İzmir Büyükşehir Belediyesi üzerine gelen e-mail, telefon ve mektubun haddi hesabı yok.
Gelen mektupların bir kaçından ortaya dökülen notlar...
1 - ESHOT şoförleri sabahları vatandaşların önünde alkol muayenelerinden geçiriliyor.
2 - Belkahve’de ortalık toz duman. Dört taş ocağı dağın arkasında çalışmalarını sürüyor. Böylece görülmüyorlar. “Burada tek toz kalmayacak” diyen Başkan Kocaoğlu şimdilerde oraya gitmeye cesaret edemiyor.
3 - Bölgedeki kireç fabrikası ruhsatsız olarak çalışmaya devam ediyor.
4 - İzmir’deki hava kirliliği had safhada. Bürokratlar birçok veriyi gizliyor. Apartmanlardaki kömür denetimi dışında yapılan bir şey yok.
5 - Belediyenin gıda denetim birimi belediyenin sadece teşkilat şemasında var.

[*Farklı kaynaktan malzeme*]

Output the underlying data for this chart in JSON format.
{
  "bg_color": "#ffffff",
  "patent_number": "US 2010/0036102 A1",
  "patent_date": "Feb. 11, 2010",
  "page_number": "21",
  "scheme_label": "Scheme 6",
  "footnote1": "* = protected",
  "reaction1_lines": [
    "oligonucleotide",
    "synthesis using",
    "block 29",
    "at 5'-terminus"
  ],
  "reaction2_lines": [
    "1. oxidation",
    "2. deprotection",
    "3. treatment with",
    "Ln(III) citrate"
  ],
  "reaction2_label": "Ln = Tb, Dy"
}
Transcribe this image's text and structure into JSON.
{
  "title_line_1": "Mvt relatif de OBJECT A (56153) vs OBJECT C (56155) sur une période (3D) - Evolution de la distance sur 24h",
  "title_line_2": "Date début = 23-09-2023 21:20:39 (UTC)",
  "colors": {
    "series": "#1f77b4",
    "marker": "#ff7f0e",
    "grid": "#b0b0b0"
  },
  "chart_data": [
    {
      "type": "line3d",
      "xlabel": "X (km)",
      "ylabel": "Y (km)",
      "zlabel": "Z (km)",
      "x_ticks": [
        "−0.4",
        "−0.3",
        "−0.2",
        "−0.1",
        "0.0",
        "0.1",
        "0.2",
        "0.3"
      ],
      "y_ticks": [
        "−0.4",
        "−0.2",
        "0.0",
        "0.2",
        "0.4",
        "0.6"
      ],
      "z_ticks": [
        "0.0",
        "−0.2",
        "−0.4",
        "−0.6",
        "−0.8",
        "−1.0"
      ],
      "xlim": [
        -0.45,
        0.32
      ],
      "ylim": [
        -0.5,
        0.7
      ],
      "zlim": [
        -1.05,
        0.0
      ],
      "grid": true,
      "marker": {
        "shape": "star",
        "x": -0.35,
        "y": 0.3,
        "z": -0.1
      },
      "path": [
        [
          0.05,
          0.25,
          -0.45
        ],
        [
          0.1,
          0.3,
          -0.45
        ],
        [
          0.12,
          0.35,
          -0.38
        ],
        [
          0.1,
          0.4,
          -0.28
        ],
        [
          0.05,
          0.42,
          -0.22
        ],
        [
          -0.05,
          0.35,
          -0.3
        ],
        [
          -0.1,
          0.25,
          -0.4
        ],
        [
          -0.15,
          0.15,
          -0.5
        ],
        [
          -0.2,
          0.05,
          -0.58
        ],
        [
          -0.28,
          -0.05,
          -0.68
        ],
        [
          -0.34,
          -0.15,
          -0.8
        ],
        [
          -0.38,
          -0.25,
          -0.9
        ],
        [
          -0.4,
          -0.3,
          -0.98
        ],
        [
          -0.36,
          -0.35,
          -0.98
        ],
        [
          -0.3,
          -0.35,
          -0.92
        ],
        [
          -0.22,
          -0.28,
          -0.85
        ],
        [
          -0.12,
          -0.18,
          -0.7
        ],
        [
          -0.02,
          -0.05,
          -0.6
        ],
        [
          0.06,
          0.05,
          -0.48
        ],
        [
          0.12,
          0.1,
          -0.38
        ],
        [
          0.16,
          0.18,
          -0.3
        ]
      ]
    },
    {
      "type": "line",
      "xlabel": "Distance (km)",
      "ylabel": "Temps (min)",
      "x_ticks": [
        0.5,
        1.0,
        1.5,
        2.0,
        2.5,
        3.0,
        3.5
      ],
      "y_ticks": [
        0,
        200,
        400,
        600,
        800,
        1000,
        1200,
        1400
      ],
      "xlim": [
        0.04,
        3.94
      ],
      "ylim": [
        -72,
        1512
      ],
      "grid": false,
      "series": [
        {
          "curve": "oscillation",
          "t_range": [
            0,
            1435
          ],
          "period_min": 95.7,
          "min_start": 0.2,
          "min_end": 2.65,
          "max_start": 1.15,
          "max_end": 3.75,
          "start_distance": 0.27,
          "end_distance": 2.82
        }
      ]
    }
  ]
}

6 - Katı atık birimi ise elindeki gücü kullanmıyor. Foça bölgesini parselleyen iki firma o bölgedeki tüm demir çelik atıklarını tarım alanlarına döküyor.
7 - Çevre Dairesi’nin Körfez birimi yetkisinde olan gemilerin denetlenmesi görevi ise şu sıralar Sahil Güvenlik’e devredilmiş.
8 - Ruhsat birimi ise ayrı telden çalışıyor. Bazı eski belediye meclis üyeleri ile bazı danışmanlar için çok önemli bir birim bu birim.
9 - Grand Plaza’ya atanan yeni genel müdürün kimya mühendisi olduğu, Büyükşehir Belediye Başkanı’nın yazlık komşusu olduğu, güvenilir olsa bile işi bilmediği için yine eski ekibe teslim olduğu bir başka gerçek.
10 - İşken çıkarılan eski genel müdür yardımcısının açtığı davayı kazanarak göreve iade edileceği, ancak kendisinin bu görevi kabul etmeyeceği, tazminatını alarak ayrılacağı da bir başka bilgi.
11 - İki yıllık şoföre verilen en değerli şoför ünvanı, ESHOT şoförlerine kesilen cezalar...
12 - Tüm bürokratlar, Kocaoğlu’na “Ağam yukarı, paşam aşağı” diyerek gerçeklerden uzaklaştırıyorlar.
Daha var tabii ki... Ancak bazıları elde belge olmadan yayınlanacak gibi değil. Mektuplarda gerekirse istenilen belgelerin de tarafıma gönderileceği belirtiliyor.
Her tür belgeye açığım. Önemli olan bu kentin doğru ve gerçekten dürüst yönetilmesi...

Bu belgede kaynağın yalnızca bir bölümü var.